I cleared my throat. “How can I help, Ladies?” I asked.

“Well Mum, we need to know; what’s the difference between ‘****’ and ‘bull****’?”

“Right. Ahem. Okay…”

“Is there a difference, Mum?”

“Yes. Yes, there is.”

“Well, can you explain it to us?”


“Why not?”

“Because it wouldn’t be appropriate.”

“But, Mum! You have to! You’re always telling me how important the right vocabulary is…”

And there she had me.

All her life we’ve taken time to make sure that she really understands the words she uses. Like most deaf people she has little or no incidental hearing, so she can’t rely on overhearing conversations which might give her some much-needed context.

Her Dad and I have always filled in those gaps for her, and given her the words. So how could I say no now, just because the words she wanted were a little more outlandish than usual?

So I took a deep breath and broke it down for them, like some sort of Bad Teacher, putting each word into sample sentences that I hope they will never, ever repeat in front of their parents.

I watched as they absorbed this valuable life lesson and then started signing again with gusto, this time – I presume – using the correct words.

Okay, I thought, that wasn’t too bad. I might just escape this with my dignity intact.

But it wasn’t over. The girls had more requests. They fired a few more distinctly Anglo Saxon words at me to see how I would respond.

I bit back the desire to tell them to wash their mouths out with soap and gave them my best attempt at an explanation.  (If they ever do an x-rated edition of Countdown, I’m a shoo-in for  a guest slot in Dictionary Corner).

Before anyone gets too alarmed and starts screaming for a censor, I should point out that none of the words in my impromptu lesson was particularly ‘hardcore’. It was just entry-level cussing; a beginners course, at best.

And it wasn’t my intention to offend, only to enlighten. I’m glad I did. I hope there never comes a time when Dolly asks me to explain something and I find myself refusing. Because as far as I’m concerned, she deserves to have the same capacity to express (and potentially embarrass) herself as her hearing peers. And sometimes only a well-placed swear word will do.

Whether she chooses to use the vocabulary I’ve given her is up to her. I’m only making sure she has the words at her fingertips; I’m not putting them into her mouth.

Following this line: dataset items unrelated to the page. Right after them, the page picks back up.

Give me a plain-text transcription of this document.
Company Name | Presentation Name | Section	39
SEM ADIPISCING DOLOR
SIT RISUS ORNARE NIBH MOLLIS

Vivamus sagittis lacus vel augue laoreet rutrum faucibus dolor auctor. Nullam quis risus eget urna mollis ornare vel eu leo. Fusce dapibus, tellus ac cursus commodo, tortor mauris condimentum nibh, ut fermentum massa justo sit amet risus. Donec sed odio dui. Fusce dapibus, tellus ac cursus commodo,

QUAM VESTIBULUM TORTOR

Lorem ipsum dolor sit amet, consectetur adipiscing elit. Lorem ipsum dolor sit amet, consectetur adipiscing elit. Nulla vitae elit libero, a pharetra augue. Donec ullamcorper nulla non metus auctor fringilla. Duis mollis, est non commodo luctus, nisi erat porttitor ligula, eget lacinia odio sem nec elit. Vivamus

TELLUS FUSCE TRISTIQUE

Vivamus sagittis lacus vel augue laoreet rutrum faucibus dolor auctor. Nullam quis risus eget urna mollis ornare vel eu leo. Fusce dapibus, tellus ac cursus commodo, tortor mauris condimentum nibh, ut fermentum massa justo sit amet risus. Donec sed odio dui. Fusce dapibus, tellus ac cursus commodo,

As the mum of a teenage girl, I know that there will be many more embarrassing conversations ahead. Like the one last weekend when Dolly told us all about her sex education class, in the sort of eye-watering detail that makes ’50 Shades of Grey’ look like a Pixar production.

But please don’t ask me to tell you about that. I really don’t have the words.

Leigh is a hearing mum of two children, one of whom is deaf. Her swear jar at home has paid for at least one summer holiday since the kids came along.